Kenzy affiche une maturité déconcertante et un caractère affirmé. « Je ne souhaite à personne de vivre ma situation », affirme-t-il calmement. « Ce n’est pas un cauchemar, loin de là. Je vis plutôt bien. Mais j’ai choisi de faire des études à Bruxelles et je dois en assumer les conséquences. Je ne sais pas combien de temps je vais tenir ce rythme tout en restant épanoui. »

Kenzy a choisi d’étudier les langues pour ne pas s’enfermer dans une vie tracée. Il parle déjà couramment français, néerlandais et anglais. « Si je maîtrise 5 langues, je peux travailler n’importe où. Je ne veux pas aller travailler dans un bureau et faire la même chose pendant 10-20 ans. »

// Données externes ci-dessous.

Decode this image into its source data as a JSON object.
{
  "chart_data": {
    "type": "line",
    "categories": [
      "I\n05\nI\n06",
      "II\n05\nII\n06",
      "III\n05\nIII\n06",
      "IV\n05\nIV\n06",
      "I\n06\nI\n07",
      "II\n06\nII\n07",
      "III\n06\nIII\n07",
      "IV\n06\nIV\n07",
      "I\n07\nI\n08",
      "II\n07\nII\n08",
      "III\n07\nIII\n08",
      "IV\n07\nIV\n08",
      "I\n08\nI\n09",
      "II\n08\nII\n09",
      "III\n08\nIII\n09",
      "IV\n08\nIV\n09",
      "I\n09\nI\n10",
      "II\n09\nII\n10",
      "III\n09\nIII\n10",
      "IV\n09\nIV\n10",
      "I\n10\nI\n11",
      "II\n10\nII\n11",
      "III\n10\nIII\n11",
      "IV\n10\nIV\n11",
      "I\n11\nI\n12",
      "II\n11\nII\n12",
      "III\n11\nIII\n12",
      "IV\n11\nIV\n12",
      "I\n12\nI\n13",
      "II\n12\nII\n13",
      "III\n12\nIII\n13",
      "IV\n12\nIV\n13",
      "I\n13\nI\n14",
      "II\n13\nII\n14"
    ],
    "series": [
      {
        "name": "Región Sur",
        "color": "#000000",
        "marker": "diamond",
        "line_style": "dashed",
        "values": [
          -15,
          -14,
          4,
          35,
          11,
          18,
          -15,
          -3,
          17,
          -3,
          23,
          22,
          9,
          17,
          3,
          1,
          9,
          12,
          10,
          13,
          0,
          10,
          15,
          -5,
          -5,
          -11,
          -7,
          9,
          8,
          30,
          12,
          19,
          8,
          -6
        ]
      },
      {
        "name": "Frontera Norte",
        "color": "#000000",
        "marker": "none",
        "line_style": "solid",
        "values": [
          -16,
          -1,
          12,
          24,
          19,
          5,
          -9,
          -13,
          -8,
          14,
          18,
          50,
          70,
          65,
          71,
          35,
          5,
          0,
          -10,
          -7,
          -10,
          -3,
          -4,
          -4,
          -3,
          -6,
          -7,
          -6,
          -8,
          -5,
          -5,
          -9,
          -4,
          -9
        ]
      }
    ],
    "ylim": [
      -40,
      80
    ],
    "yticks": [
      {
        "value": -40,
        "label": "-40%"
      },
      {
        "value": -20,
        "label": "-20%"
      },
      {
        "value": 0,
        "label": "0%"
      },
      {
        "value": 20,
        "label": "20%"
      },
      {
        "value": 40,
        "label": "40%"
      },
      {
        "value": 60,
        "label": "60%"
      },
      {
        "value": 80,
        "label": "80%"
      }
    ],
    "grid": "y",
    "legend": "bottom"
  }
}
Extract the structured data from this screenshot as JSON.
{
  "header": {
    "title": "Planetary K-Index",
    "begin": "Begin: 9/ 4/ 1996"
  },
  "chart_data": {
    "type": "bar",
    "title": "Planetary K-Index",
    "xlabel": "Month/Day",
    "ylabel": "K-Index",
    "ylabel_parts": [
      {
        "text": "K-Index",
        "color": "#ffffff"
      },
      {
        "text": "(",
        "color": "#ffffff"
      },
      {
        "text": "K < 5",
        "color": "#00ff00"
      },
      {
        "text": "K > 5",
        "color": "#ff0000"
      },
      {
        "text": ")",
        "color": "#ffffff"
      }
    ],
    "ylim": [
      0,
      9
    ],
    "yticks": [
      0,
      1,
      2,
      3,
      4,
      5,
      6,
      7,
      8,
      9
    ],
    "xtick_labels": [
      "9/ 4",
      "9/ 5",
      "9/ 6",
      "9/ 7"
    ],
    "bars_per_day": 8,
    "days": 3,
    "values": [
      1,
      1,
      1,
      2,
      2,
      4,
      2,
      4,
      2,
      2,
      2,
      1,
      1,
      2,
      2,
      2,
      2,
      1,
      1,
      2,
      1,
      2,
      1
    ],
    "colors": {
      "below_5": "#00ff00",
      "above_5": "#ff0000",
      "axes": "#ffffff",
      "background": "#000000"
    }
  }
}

Le jeune homme est lucide : la vie qu’il mène ne ressemble pas à celle des autres étudiants. « C’est une question de société de se demander : pourquoi un jeune de 20 ans est déjà dans une routine d’un banquier de 40 ans ? D’un côté, c’est un avantage d’être déjà dans cette vie, car ça ne m’effraie pas ; c’est déjà ma réalité. Mais d’un autre côté, j’ai l’impression de m’être fait avoir parce que ça semble normal pour moi alors que je ne pense pas que ça l’est. »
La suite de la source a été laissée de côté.